I asked him if he wanted to be a singer instead of an actor, or as well . The problem being, the two simply don't go together. It's sometimes possible for rock stars to act, but when actors try to become rock stars they usually look false, and fail, a good example some years ago being Keanu Reeves.

I tried hard to put Rupert off. “There'll be no problem getting you a record deal, but I'm not convinced you'll grab the market. I'm not sure your name is right.

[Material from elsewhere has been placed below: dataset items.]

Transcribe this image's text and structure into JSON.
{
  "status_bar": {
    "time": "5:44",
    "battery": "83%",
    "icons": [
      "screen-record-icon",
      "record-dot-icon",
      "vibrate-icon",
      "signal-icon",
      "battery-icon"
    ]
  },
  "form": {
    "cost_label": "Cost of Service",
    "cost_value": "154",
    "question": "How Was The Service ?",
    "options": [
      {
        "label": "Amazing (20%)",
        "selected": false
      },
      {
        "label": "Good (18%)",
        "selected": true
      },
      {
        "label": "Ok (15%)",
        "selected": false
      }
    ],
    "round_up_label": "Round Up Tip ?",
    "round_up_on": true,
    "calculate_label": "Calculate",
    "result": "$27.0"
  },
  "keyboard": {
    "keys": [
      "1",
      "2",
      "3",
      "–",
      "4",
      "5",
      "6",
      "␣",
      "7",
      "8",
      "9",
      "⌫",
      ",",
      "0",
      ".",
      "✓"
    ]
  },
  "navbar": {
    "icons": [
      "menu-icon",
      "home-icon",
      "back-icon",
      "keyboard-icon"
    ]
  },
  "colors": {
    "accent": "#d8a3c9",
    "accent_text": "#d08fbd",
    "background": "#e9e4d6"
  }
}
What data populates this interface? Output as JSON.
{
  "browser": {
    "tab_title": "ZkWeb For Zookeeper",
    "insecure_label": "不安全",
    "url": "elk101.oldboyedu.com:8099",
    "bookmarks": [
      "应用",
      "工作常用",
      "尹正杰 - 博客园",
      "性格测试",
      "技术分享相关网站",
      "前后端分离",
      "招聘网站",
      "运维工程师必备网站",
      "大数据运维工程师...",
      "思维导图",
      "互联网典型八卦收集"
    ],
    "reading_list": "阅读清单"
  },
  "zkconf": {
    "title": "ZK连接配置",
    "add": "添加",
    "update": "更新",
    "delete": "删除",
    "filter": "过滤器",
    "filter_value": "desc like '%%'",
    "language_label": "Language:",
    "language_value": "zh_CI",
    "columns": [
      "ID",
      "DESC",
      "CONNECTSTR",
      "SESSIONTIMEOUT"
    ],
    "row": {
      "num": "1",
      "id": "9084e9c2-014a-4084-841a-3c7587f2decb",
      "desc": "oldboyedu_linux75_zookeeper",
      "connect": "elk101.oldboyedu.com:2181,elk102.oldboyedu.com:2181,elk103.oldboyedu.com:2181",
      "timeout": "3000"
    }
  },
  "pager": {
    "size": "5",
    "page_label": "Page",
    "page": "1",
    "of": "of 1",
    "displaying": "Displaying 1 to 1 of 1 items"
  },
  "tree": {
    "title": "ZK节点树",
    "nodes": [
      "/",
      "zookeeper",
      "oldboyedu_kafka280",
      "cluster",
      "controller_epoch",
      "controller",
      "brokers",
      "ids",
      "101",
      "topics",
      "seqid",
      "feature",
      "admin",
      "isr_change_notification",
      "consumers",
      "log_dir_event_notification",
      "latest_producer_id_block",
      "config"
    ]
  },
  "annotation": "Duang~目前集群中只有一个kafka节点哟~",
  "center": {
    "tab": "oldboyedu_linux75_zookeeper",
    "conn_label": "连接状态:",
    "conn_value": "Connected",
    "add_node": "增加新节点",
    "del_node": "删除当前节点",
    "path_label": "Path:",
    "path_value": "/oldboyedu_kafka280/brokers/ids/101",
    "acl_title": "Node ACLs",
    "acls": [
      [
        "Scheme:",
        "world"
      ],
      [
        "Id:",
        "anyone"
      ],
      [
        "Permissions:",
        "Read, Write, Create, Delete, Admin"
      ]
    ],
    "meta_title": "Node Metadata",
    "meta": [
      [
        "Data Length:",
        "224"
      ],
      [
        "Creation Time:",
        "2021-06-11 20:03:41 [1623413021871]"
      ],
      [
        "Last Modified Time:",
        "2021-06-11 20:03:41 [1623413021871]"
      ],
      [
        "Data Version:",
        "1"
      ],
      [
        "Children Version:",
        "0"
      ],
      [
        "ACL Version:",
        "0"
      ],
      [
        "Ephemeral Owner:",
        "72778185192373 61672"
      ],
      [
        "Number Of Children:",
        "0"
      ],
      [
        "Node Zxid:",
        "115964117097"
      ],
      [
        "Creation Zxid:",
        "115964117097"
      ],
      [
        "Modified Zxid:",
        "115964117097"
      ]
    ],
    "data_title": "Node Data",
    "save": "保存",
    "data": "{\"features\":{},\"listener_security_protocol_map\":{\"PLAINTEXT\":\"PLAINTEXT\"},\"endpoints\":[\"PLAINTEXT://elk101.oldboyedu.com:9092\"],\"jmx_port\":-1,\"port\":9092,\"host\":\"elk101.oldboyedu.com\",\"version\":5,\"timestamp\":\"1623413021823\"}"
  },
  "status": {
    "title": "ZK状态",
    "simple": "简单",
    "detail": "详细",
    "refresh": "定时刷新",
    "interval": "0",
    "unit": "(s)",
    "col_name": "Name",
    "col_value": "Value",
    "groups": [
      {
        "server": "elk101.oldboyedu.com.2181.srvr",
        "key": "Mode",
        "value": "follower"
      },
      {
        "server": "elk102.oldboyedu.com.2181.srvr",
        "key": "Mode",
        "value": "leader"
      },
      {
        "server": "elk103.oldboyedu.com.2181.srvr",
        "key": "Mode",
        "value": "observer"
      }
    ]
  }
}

I mean, ‘Rupert' isn't a great name for a rock star.”

"I sometimes call myself Roopie-Poopie," he said, completely straight-faced. “Is that any better?”

I laughed and asked him to give me a day to think about it.

He pouted. “Can't you make your mind up straight away? I mean, we seem to be getting on very well, don't you think?”

Indeed we were. Rupert was a real charmer. Meeting and chatting with him was the sort of pleasure life should you give you more often. But even though he was so charming, so bright, so entertaining, turning Rupert Everett into a rock star would be near impossible. In fact, I was convinced I couldn't do it. The answer had to be ‘No'.

But when I opened my mouth to tell him, my voice had a mind of its own. “OK,” I heard it say. “I'll do it.”

It wasn't a success. He made a great single. He got all the TV shows. He was fantastic on chat shows. But he was still an actor playing the part of a rock star and it didn't ring true. After six months we called it a day and he went back to films.

Last night, laughing again at ‘My Best Friend's Wedding', I could only feel glad that he did so.